Since the late 1990s, when Hito Steyerl became well known as an artist, writer, and filmmaker exploring the forms and potential of the experimental documentary, her work has consistently probed the power and complexity of images. Steyerl’s themes have expanded over the decade to tackle the status of images in an increasingly digital world and their relationship to the possibilities for documentary, screen culture, financial and economic systems, institutions (including the museum), networks, corporate theory, and labor. She has engaged a fascinating array of individuals as subjects and has employed increasingly sophisticated approaches to editing, digital graphics, and video installation architecture. In these formal and conceptual approaches, she is one of the most forward-thinking artists working today.

Liquidity Inc. is a beguiling post-economic crash parable of mixed martial arts (MMA) fighting, high-frequency trading, weather systems, and the liquidity of markets, labor, and information. Watching the screen while lounging on oversized beanbags, the viewer is prone and comfortable while awash in digital images of water (a main character), clouds, Hokusai, and a Lehman Brothers trader-turned-mercenary.
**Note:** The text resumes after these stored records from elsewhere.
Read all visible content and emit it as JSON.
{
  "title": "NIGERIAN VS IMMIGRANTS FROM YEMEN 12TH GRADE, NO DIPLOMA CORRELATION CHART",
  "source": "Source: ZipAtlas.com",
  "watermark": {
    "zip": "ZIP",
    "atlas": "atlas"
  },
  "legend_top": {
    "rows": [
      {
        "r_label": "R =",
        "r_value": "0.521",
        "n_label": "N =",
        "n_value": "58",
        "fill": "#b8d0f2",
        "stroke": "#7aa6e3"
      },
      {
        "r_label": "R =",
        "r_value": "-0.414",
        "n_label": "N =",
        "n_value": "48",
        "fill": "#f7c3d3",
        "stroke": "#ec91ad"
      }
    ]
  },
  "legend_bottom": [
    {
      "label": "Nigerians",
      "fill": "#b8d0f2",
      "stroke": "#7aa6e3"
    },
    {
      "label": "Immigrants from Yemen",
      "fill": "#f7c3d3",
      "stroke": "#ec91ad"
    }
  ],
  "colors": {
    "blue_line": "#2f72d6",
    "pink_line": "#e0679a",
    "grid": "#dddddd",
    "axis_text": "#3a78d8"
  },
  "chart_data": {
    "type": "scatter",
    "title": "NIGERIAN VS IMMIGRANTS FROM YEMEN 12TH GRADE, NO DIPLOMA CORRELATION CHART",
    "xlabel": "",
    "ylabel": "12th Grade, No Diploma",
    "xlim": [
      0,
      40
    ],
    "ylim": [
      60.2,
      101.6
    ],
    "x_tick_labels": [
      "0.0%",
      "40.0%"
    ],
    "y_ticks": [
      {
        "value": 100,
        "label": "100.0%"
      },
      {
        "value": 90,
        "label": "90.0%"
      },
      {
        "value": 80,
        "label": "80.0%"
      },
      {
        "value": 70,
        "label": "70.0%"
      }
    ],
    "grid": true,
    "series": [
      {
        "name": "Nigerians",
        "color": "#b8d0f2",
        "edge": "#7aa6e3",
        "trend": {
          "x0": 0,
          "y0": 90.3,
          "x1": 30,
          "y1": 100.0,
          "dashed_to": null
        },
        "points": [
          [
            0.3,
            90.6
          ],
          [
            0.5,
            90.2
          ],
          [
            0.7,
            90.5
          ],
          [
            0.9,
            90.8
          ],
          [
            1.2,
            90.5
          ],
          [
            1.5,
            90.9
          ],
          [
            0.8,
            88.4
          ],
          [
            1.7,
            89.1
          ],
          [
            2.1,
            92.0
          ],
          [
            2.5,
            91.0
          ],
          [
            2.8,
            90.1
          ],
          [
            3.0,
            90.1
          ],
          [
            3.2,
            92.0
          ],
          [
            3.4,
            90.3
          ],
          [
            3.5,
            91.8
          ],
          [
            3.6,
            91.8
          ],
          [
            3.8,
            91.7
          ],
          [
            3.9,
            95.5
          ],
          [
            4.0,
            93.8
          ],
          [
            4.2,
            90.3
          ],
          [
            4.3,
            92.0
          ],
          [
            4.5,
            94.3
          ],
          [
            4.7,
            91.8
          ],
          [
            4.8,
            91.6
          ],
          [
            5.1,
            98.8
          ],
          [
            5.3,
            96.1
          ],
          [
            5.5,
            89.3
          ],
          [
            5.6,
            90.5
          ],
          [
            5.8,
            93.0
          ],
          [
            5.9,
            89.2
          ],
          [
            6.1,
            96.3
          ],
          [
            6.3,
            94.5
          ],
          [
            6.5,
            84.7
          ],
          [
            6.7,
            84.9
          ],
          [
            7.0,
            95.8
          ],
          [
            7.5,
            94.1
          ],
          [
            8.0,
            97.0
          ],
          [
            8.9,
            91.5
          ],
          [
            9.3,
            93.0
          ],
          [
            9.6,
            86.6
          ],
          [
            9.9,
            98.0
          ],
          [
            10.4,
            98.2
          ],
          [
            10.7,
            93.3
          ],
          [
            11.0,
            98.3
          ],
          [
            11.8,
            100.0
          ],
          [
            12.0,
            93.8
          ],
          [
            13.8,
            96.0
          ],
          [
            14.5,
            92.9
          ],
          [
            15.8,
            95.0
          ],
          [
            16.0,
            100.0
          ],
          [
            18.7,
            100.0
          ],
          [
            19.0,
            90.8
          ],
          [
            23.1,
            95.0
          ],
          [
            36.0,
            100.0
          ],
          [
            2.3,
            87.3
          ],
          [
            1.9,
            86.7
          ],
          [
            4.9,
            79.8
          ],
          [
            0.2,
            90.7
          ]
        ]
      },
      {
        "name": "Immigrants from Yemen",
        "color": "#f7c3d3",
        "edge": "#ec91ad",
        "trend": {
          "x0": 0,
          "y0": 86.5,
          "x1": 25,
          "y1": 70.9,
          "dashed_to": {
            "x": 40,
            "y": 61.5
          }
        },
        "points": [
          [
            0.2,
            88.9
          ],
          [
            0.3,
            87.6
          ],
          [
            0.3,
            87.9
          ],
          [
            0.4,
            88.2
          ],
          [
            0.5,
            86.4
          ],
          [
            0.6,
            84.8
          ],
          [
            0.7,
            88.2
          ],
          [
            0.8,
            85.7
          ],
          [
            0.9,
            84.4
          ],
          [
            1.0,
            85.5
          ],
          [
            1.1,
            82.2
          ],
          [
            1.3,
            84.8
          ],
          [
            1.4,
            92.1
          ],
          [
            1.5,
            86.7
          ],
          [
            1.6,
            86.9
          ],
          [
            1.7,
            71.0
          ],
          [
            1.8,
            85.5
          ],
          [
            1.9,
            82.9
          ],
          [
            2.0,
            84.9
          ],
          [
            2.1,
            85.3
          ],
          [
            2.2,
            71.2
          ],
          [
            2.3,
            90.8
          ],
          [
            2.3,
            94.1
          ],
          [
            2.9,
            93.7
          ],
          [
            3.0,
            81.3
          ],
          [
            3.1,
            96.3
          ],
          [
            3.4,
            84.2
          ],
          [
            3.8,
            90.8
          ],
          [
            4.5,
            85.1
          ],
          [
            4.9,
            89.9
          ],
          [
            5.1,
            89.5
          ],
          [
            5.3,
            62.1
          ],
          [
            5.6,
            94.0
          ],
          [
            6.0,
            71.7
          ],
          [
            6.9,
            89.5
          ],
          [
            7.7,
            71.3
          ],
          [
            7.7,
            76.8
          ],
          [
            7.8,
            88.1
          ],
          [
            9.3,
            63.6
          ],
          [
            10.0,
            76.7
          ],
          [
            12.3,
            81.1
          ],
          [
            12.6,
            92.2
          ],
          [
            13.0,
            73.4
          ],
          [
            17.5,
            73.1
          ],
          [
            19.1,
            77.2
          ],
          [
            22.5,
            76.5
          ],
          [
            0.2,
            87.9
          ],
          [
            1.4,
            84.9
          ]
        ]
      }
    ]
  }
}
The work’s clearest narrative arc involves Jacob Wood, who lost his job in finance during the 2008 recession and turned his hobby of MMA fighting into a new career. The film shows MMA matches, interviews with fight experts, and Wood narrating his story: “You don’t want to be frozen, that’s the kiss of death, so you’re always being liquid, and moving, whether you’re striking, faking fainting, or doing take-downs.” Liquidity Inc. employs “liquidity” as a morphing trope to describe the circulation of digital images, data, and information, financial assets, and water as resource and component of our bodies, the weather, and the shifting roles and definitions of labor in our economy. “Liquidity” is abstracted and made into an icon or a kind of mantra, the ultimate expression of economic pressures for its constant adaptability and the precariousness it produces. As importantly, liquidity becomes a means of video making, whereby Steyerl practically invents a new form, interspersing sophisticated CGI, green screen scenes, catchy music changes, and an unparalleled understanding of our contemporary syntax of embedded videos, swipes, clips, scrolls, and windows. Weather reports delivered by “terrorists” (kitsch approximations, including a little girl) refer to the popular weather forecasting website, the Weather Underground, which took its name from the 1970s radical group. Here, clouds become “the cloud” of digital storage, bound up in transnational treaties governing the security of data and the Gulf Stream of information. Steyerl serves as a radical, quick-witted commentator on the most urgent issues of our time. And she does so with a formal acuity, political creativity, and technological sophistication unmatched by her peers.

Liquidity Inc. extends the concerns of videos in the ICA/Boston collection like Christian Jankowski’s The Hunt, 1992/97, and Trevor Paglen’s Untitled (Reaper Drone), 2012, yet also forges a new path in dealing with the Internet’s influence on contemporary culture, economics, and daily life.